All of these works sang with playfulness and joy. They demonstrated that making stories on our own terms is more than simply refusing the conditions set out by colonial logics. Moving beyond comparisons between abled as good versus disabled as bad — to existing as whole and as beautiful — is fundamental to disability justice.

Turning away from comparison, however, does not mean flattening the myriad experiences that disabled people live through. Trauma and care over years, alone or with others, highlights why so much of disability justice is about interdependence — the recognition that we are all entangled with each other and with the world.

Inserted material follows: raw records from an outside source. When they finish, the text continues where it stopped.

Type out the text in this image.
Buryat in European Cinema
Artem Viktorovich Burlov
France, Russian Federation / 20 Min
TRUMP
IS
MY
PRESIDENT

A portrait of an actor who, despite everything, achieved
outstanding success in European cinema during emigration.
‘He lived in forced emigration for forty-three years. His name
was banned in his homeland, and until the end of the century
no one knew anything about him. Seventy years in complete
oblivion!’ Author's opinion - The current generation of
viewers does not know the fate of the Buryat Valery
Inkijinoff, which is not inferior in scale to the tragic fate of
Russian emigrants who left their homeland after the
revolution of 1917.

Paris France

In Fijian artist Mereani Qalovakawasa’s video series Makeup is Meditation (2017), the artist puts on and takes off makeup and brushes her hair. The daily rituals and practices of self-care are elevated to counter the fear and shame of chronic illness. Mereani states that, for her,

combining both the arts and my health journey has helped me process a lot of trauma. My videos help me reflect and give me perspective on how far I’ve come. And because of that awareness I’ve gained, I know not to be too hard on myself if I have a difficult health day. I’ve come through a lot and I’m trying my best.

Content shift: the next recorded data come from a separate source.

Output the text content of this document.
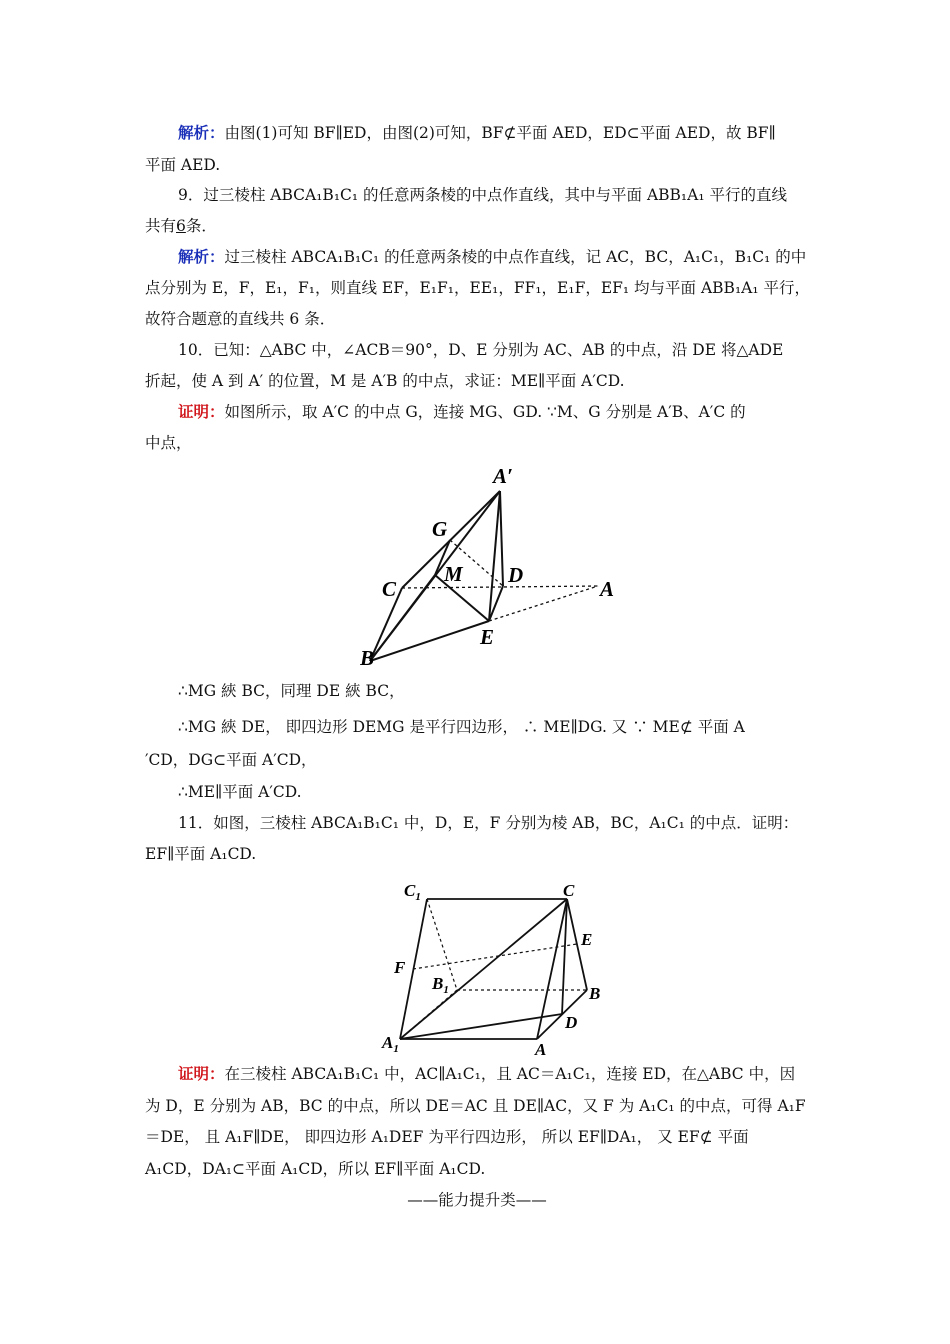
解析：由图(1)可知 BF∥ED，由图(2)可知，BF⊄平面 AED，ED⊂平面 AED，故 BF∥
平面 AED.
9．过三棱柱 ABCA₁B₁C₁ 的任意两条棱的中点作直线，其中与平面 ABB₁A₁ 平行的直线
共有6条．
解析：过三棱柱 ABCA₁B₁C₁ 的任意两条棱的中点作直线，记 AC，BC，A₁C₁，B₁C₁ 的中
点分别为 E，F，E₁，F₁，则直线 EF，E₁F₁，EE₁，FF₁，E₁F，EF₁ 均与平面 ABB₁A₁ 平行，
故符合题意的直线共 6 条．
10．已知：△ABC 中，∠ACB＝90°，D、E 分别为 AC、AB 的中点，沿 DE 将△ADE
折起，使 A 到 A′ 的位置，M 是 A′B 的中点，求证：ME∥平面 A′CD.
证明：如图所示，取 A′C 的中点 G，连接 MG、GD. ∵M、G 分别是 A′B、A′C 的
中点，
A′
G
M D
C	A
E
B
∴MG 綊 BC，同理 DE 綊 BC，
∴MG 綊 DE， 即四边形 DEMG 是平行四边形， ∴ ME∥DG. 又 ∵ ME⊄ 平面 A
′CD，DG⊂平面 A′CD，
∴ME∥平面 A′CD.
11．如图，三棱柱 ABCA₁B₁C₁ 中，D，E，F 分别为棱 AB，BC，A₁C₁ 的中点．证明：
EF∥平面 A₁CD.
$C_1$	C
E
F
$B_1$	B
D
$A_1$	A
证明：在三棱柱 ABCA₁B₁C₁ 中，AC∥A₁C₁，且 AC＝A₁C₁，连接 ED，在△ABC 中，因
为 D，E 分别为 AB，BC 的中点，所以 DE＝AC 且 DE∥AC，又 F 为 A₁C₁ 的中点，可得 A₁F
＝DE， 且 A₁F∥DE， 即四边形 A₁DEF 为平行四边形， 所以 EF∥DA₁， 又 EF⊄ 平面
A₁CD，DA₁⊂平面 A₁CD，所以 EF∥平面 A₁CD.
——能力提升类——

Trauma is also dealt with by Dawn Iris Dangkomen in Broken/ Mirror (2019), using collage and prose to reflect on the ways in which imaginaries of white normality and neurotypicality shape and oppress the lives of disabled and queer people of colour. Dawn observed that representation of experiences of invisible disabilities is complex, ‘just like it is to represent a queer person of colour; there’s only so many visual short-hands, and if misused they can seem hollow and inauthentic.’ By taking an ‘eclectic approach to art’ Dawn tries ‘to represent that oft- unseen complexity in ways that are true to myself, but that speak for our collective trauma and resilience too.’ The navigation of pain and trauma within community and friendship is addressed by Leilani Fuimaono and morag 17 undulatingroses in their mixed media installation 11:55 (2019). Through several sculptures made of broken glass and silver wire they narrate a friendship over five years, their experiences of racism and ableism, chronic illness, neurodiversity, complex trauma and vulnerability, long- distance care and reunions. As Leilani explained, the fractured mirror speaks to ‘themes of distorted memory/feelings through C-PTSD. How trauma distorts our memories and identities.’ The work, they write, is about ‘the hurt, the pain, the immense and unconditional, resilient and deep love and intimacy that only disabled folk can have for one another.’

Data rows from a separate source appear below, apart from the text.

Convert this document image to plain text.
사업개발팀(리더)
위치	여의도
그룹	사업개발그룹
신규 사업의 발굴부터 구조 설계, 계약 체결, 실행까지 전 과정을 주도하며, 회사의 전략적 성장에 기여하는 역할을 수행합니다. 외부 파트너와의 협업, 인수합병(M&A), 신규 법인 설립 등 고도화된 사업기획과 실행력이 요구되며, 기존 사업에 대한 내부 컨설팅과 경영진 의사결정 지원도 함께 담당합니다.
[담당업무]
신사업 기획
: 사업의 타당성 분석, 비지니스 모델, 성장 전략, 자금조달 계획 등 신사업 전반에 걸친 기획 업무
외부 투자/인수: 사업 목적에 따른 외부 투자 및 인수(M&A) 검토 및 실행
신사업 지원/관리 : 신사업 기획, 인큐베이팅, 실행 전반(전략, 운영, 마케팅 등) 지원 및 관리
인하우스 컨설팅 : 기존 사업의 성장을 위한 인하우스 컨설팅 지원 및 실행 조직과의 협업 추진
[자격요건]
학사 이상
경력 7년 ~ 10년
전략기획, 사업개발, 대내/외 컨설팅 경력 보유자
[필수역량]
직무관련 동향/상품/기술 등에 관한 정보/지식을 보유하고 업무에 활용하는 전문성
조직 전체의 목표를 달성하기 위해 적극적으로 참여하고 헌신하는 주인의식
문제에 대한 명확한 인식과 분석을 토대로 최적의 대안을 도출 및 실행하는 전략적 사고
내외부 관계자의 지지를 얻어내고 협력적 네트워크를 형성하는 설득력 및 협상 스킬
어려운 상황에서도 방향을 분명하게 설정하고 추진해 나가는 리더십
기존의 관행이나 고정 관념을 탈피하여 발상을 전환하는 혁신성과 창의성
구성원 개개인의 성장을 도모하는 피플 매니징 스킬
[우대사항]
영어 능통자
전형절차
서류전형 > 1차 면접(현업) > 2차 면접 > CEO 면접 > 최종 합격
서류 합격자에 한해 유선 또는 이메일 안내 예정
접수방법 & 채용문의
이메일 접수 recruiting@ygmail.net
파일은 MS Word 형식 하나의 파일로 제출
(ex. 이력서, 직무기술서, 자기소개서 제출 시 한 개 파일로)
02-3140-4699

The sharing and care that VISABILITY exemplifies is echoed in the words of Pauline Vetuna when they say: ‘disabled people who are BIPOC, queer and trans do need each other: for community, solidarity, camaraderie, survival ... and love.’ A few nights before the exhibition opening, I received a message telling me there would be chairs to sit down on. I was overcome with a deep relief. Because I knew these wouldn’t be hard benches or stools, but chairs comfortable for bodies wracked with pain. Too often, non-disabled people do not consider what a disabled person might need to enter a room, participate in a space, stay and take part rather than leave on arrival. When disabled, BIPOC, queer and trans artists organise and create environments, they do so with the attention and generosity required for those who are often invisible to become visible and, more than that, centred and celebrated. For access to be accessible it has to be more than an afterthought. Disability justice shows us that access is just the beginning to making sure that no one, no body, is left behind. As Sins Invalid put it their ‘10 Principles of Disability Justice’:

disability justice is a vision and practice of yet- to-be, a map that we create with our ancestors and our great-grandchildren onward, in the width and depth of our multiplicities and histories, a movement towards a world in which every body and every mind is known as beautiful.2

27 November 2019 – 31 January 2020
Wyndham Art Gallery
Werribee, Victoria

Anja Kanngieser (PhD) is a writer, researcher and radio maker based in Naarm/Melbourne.

1. Leah Piepzna-Samarasinha, Care Work: Dreaming Disability Justice, Vancouver: Arsenal Pulp Press, 2018, p. 22.